Una de las cosas que he perdido con la edad ha sido la de no ir al pueblo de mi madre en la Sierra cordobesa. Era ese típico pueblo de la España rural que moría en invierno y en verano, con la presencia de los que íbamos de Valencia, Barcelona, Madrid y Sevilla, nacía con fuerza y en diciembre multiplicaba por diez su población.

Mil y una historias nos pasaron de jóvenes en aquella aldea, que con dicho nombre ni siquiera le concedían el honor, ni por tamaño ni por gente censada, de estar dentro de la categoría de pueblo. Era muy pequeña, lo que contrastaba con la grandeza de sus gentes.
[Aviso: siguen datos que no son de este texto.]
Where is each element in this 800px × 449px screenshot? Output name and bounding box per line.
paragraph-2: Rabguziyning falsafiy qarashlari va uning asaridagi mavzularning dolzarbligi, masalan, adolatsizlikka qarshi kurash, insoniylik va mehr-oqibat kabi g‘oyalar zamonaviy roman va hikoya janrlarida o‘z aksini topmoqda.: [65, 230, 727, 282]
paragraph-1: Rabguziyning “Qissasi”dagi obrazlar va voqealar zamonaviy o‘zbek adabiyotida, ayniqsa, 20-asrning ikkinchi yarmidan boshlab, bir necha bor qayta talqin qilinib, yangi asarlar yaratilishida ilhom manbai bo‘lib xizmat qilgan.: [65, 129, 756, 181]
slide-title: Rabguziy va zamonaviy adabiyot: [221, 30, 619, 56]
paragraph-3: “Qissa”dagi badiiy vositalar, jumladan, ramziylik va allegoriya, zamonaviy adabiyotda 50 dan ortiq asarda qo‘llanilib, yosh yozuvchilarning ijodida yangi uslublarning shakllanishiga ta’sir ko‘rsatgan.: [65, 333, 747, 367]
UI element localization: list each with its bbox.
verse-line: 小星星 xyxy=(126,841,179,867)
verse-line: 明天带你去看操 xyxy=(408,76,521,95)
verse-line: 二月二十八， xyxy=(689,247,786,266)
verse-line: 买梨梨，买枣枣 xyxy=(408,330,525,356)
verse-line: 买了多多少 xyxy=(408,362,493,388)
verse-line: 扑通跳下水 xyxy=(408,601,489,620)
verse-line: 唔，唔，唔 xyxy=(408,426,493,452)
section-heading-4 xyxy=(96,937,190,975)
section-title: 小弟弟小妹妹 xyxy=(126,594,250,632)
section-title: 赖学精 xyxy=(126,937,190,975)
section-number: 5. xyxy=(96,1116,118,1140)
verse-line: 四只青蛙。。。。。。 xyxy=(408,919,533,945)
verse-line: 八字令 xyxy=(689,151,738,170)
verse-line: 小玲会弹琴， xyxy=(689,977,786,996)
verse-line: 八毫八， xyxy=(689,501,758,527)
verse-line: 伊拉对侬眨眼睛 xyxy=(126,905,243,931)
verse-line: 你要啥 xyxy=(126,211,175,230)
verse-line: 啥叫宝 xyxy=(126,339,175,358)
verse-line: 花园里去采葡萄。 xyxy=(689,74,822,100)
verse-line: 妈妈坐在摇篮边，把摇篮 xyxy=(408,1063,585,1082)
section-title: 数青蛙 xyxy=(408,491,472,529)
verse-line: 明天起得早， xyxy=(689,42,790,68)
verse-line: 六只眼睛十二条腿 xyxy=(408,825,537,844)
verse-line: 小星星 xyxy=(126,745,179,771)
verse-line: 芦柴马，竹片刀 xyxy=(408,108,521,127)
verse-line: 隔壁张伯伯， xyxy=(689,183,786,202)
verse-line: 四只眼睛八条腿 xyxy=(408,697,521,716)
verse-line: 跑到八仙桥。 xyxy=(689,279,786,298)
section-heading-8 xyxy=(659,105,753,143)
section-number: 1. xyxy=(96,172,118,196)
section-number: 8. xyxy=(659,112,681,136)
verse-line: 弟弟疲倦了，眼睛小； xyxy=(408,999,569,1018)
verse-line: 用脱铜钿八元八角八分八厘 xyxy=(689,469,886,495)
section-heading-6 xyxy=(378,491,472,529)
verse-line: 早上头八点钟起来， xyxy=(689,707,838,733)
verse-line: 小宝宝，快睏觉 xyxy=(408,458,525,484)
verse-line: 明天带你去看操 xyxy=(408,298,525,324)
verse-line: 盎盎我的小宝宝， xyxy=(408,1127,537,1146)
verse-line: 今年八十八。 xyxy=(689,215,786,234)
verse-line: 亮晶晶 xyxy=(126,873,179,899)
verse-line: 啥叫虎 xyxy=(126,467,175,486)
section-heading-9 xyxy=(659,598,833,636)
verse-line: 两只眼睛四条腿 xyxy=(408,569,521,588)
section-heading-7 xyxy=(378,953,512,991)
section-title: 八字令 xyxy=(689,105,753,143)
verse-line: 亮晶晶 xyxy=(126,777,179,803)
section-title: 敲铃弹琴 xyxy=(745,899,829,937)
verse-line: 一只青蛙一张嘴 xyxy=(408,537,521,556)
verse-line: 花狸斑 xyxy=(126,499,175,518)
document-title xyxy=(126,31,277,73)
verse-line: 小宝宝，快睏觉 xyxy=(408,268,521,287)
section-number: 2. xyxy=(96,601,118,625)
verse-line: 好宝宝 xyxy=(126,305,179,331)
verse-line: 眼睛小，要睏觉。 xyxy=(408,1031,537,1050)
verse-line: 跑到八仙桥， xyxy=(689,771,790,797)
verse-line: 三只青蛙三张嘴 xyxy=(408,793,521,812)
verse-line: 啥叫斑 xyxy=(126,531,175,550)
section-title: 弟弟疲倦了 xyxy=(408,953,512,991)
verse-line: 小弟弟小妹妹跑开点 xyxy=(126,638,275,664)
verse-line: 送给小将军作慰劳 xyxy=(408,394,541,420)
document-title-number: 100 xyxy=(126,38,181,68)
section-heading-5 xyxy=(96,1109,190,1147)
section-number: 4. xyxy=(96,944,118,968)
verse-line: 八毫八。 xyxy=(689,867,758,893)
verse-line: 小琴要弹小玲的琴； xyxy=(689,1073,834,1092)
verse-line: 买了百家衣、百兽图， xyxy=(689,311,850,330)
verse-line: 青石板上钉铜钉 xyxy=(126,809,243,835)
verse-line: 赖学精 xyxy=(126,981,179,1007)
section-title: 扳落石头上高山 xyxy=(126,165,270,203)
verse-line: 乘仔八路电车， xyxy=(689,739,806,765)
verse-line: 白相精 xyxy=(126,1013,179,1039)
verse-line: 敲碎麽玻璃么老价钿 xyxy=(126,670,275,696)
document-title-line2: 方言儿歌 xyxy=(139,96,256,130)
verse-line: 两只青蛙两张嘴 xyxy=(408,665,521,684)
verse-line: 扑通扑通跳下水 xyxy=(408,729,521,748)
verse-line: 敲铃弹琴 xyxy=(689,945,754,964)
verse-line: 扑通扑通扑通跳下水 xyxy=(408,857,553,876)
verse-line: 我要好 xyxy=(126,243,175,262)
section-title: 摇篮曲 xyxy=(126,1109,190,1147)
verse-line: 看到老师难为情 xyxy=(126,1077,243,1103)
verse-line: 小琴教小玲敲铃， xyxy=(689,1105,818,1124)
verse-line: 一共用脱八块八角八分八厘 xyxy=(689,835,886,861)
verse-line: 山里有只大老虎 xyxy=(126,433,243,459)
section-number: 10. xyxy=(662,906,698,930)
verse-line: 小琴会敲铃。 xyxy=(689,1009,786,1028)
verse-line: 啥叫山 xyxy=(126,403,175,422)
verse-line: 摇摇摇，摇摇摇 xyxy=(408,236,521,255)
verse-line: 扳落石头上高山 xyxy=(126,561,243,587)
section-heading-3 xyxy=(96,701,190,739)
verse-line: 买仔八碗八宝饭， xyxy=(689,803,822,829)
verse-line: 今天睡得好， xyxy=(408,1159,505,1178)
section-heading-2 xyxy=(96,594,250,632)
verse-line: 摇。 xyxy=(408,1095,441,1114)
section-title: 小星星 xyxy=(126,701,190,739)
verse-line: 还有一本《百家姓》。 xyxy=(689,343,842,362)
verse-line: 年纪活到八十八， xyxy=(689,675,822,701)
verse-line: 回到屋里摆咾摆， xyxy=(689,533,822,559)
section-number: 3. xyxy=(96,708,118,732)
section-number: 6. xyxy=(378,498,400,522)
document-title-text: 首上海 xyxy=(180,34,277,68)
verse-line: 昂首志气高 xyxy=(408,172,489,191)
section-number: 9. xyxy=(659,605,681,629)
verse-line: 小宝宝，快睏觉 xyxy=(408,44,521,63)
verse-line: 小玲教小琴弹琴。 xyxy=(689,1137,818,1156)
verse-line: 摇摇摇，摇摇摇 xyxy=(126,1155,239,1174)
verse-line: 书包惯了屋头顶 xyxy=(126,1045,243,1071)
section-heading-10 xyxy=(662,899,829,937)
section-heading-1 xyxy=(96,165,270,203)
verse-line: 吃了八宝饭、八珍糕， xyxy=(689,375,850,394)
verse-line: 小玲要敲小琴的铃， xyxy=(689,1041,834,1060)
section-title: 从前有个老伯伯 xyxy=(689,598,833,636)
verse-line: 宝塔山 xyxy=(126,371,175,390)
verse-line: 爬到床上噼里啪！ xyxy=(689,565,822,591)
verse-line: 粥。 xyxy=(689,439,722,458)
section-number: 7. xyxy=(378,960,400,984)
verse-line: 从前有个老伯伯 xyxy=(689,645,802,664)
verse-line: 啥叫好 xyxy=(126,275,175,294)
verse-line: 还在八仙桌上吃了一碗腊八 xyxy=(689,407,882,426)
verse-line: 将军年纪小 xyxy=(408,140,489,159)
Los agostos, mes de las fiestas, íbamos todos los jóvenes del pueblo de aldea en aldea bailando al son del Paquito Chocolatero de un músico con un teclado que lo mismo cantaba por Lola Flores, que por The Police.

Una noche, regresando de una de estas fiestas, cuando aún no había amanecido, a Carlos el gordo, autóctono de la aldea y buen chico donde los haya, tuvo la brillante idea de ir a ver los cerdos de Manolo el porquero como allí le llamaban. La pocilga tenía una valla que había que saltar y que te permitía ir a ver los cerdos que por allí rondaban.

Recuerdo que la noche aún nos envolvía, no se veía ni un pimiento y allí estábamos cuatro tiarrones en la valla a punto de saltar a una pocilga para ver cerdos. El primero en saltar fue Carlos el gordo; cuando saltó se oyó algo parecido a caer encima de una mierda, pero la verdad es que nos cegaba la noche, los botellines de la verbena y las ganas y las risas que teníamos los tres que nos habíamos quedado fuera.

Le preguntamos ¿Qué tal todo, bien? Y Carlos, gritó con acento cordobés: ¡perfecto! venga que salte el siguiente. Yo, que siempre he preferido que si tiene que pasar algo malo pase cuanto antes, fui el segundo en saltar.

Así lo hice. Salté la valla y caí en un montón de mierda que me subía más arriba de las rodillas, en ese momento con la poca luz que había, Carlos me sujetó y me indicó que me callara, que no dijera nada.

Esta vez fui yo el que le dijo a los otros dos: ¡saltad, no hay problema! Y así saltó Luis el sevillano y fue el tercero en llenarse de mierda hasta las rodillas.

Quedaba uno, que como mandan los cánones y fiándose de lo que decíamos, saltó sin esperarse que su aterrizaje fuera en una gran montón de mierda.

Y así fue como los cuatro terminamos llenos de mierda, con risas, oliendo mal y llegando a nuestras casas con un aspecto que nuestras madres y nosotros nunca olvidaremos.

La enseñanza de esta historia es que el ser humano, a veces cuando está lleno de mierda, prefiere que todos los que estén con él se llenen también de excrementos, pues esto siempre hace que duela menos y que como dijo Carlos el Gordo, enarbolando la bandera de la cultura popular española: MAL DE MUCHOS, consuelo de tontos.

Desgraciadamente muchas veces el autismo llena tu alma “de mierda”, pero es decisión tuya ir por la vida intentando que no se note o prefieras que se manche al resto, es decisión tuya.

Por favor, no hagas que el resto pague los malos momentos que seguro que tendrás que pasar. Levántate, límpiate y sonríe. Nadie tiene la culpa de que a veces tu alma se ensucie. Nunca será consuelo ensuciar la de los demás.